Often since has come to us the tragic lesson of the imprisoned eagles. God had designed for these kingly birds a noble inheritance of freedom. It was theirs to pierce in royal flights the very eye of the midday sun. It was theirs to nest in lofty crags where never foot of man had trod. It was theirs to break with unwearying pinion the storms and tempests of mid-heaven. A princely heritage indeed was theirs. But the cruelty of man had hopelessly shut them out from it. And instead of the limitless liberty planned for them had come captivity, helplessness, humiliation and death. Even these birds of the air missed God’s great plan for their lives. Much more may the sons of men.
Is not this the very thing of which Paul speaks when he says, “Work out your own salvation with fear and trembling. For it is God which worketh in you both to will and to do of his good pleasure”? What are these inner voices which, if we heed not, cease? What are these visions which, if we follow not, fade? What are these yearnings to be all for Christ which, if we embody not in action, die? What are they but the living God working in us to will and to do the life work which He has planned for us from all eternity?

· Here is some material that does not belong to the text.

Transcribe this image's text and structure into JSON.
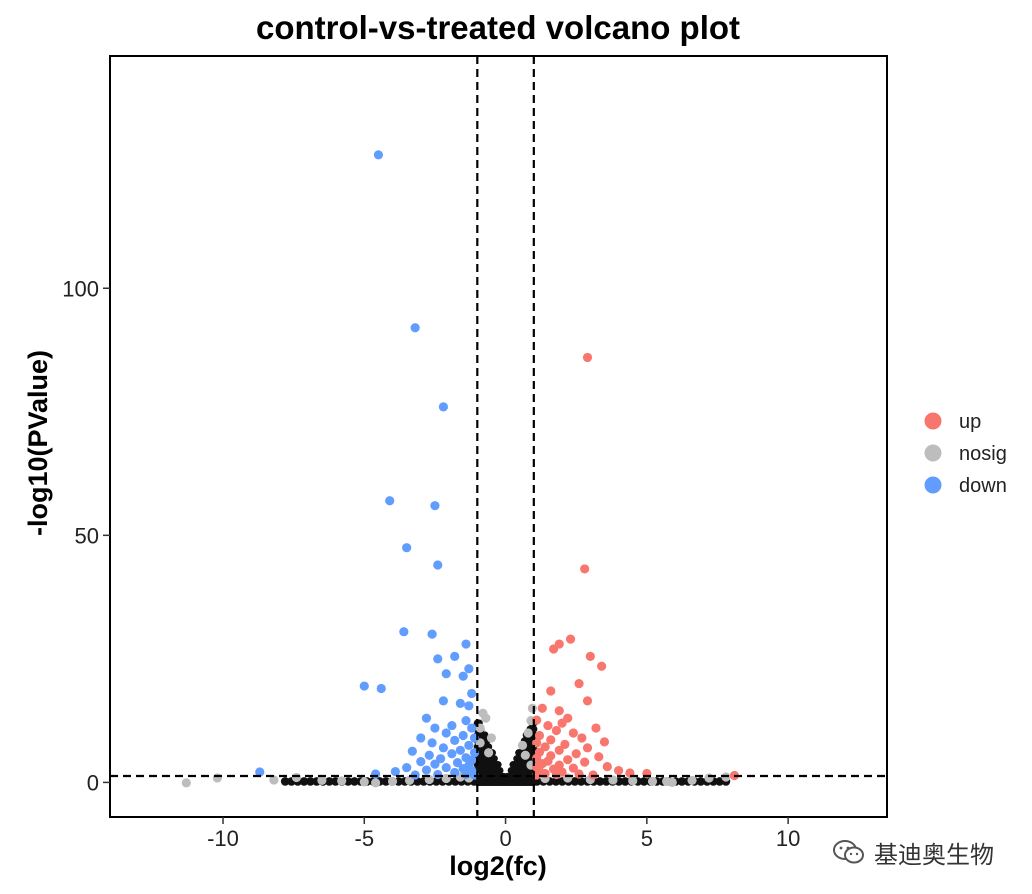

And it is this which you are called upon to “work out.” Work it out in love. Work it out in daily, faithful ministry. Work it out as God works in you. But more than that – you may miss it. You may fall short of God’s perfect plan for your life. Therefore, work it out with fear and trembling! Searching words are these – words of warning, words of tender admonition. That blessed life of witnessing, service and fruit bearing which God has planned for you in Christ Jesus from all eternity--work it out with trembling. Trembling – lest the god of this world blind you to the vision of service which God is ever holding before you. Trembling – lest the low standard of life fellow-Christians about you lead you to drop yours to a like groveling level. Trembling – lest some little circle in the dark ends of the earth should fail of the giving, the praying or the going which God has long since planned for you. Trembling – lest the voices of worldly pleasure and ambition dull and deafen your ears to the one voice which is ever whispering – “Follow thou me: follow thou me.”